The restrictive nature of the laws regarding termination of pregnancies has resulted in many challenges. First, procuring an abortion in Kenya, whether safe or unsafe, carries social risks for women, such as stigma and social condemnation as well as legal risks such as fear of arrest and prosecution. Some women are forced to carry an unwanted or unplanned pregnancy to term. This has serious implications for her mental and physical health and her ability to realize other fundamental human rights as this causes a breach to their right to be free from cruel, inhuman, or degrading treatment.

There is also the challenge of accessing post-abortion care which might either be inadequate or too costly to afford. The inadequacy of the legal provisions on abortions in Kenya, has led to lack of clarity concerning clinical officers’ and nurses’ scope of practice in Kenya which has led to most health care providers not offering this service in fear of criminal proceeding being brought against them.[11]
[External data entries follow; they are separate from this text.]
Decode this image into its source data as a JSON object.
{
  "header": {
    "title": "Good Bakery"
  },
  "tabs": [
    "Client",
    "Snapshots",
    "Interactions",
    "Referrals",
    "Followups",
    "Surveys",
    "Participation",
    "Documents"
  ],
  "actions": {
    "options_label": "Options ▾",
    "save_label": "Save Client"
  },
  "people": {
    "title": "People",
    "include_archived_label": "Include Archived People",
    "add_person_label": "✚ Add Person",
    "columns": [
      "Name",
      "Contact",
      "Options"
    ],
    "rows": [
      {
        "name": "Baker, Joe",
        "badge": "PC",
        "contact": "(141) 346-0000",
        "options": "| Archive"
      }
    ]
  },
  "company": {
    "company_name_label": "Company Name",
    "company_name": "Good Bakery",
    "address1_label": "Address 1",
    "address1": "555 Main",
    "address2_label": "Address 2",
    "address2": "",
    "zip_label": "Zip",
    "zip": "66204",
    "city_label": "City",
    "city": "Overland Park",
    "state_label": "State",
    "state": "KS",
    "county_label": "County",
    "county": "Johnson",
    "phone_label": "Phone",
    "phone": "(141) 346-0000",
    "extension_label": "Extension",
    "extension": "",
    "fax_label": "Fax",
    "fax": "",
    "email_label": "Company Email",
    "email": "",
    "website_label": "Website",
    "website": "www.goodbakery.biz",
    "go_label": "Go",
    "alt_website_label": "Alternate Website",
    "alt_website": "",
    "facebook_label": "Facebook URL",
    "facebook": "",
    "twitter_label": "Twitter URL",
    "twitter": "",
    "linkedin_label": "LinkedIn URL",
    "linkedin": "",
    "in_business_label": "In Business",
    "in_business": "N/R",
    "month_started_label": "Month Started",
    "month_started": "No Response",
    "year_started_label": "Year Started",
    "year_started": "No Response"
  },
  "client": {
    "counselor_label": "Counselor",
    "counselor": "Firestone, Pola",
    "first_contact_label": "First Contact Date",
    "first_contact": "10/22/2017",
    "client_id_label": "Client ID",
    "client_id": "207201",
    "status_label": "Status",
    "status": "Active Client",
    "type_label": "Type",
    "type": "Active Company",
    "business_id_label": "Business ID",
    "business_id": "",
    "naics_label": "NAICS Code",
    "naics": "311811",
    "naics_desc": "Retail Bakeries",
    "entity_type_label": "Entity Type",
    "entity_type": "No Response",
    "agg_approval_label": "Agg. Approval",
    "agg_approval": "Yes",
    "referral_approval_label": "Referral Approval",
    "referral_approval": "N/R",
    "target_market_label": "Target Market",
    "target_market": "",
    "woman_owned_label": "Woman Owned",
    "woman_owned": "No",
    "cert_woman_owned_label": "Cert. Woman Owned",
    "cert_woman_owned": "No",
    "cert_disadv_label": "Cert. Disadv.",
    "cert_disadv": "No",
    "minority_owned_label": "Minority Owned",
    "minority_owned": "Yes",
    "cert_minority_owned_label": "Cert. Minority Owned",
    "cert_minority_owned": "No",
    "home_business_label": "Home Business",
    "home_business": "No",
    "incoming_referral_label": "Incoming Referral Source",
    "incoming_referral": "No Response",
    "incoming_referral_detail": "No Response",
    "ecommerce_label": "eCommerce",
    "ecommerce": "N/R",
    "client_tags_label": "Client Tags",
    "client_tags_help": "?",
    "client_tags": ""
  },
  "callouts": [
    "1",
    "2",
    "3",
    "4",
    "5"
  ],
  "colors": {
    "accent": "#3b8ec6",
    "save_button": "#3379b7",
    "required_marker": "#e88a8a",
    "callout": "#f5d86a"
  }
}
In conclusion, there is need for increased adoption of laws both at the International and Regional level into the National laws we have on reproductive health rights. Kenya is yet to enact a binding law on reproductive rights and the current Bill has been faced by much opposition as to matters of morality and adequacy in provisions which will be discussed in the next chapter. This in turn means that the realization of these rights is not complete in Kenya because of the inadequate legal provisions.

Published by

Tracy Wachira, Advocate

RCKM, Kituo Cha Sheria

[1] Bryan A Garner, Black’s Law Dictionary, 9th Edition

[2] Reproductive Health Care Bill, 2014 part I

[3] Sub article d of Article 29

[4] No 14 of 2006

[5] Section 3 of no 14 of 2006

[6] No 8 of 2001

[7] No 3 of 2006

[8] CAP 63 of 2007

[9] Section 3 of the Reproductive Health Care Bill, 2014

[10] David Grimes et al, Unsafe abortion: The preventable pandemic, (Lancet, 2006)

[11]In Harm’s Way: The Impact of Kenya’s Restrictive Abortion Law. (Centre for Reproductive Rights, 2010) at 14.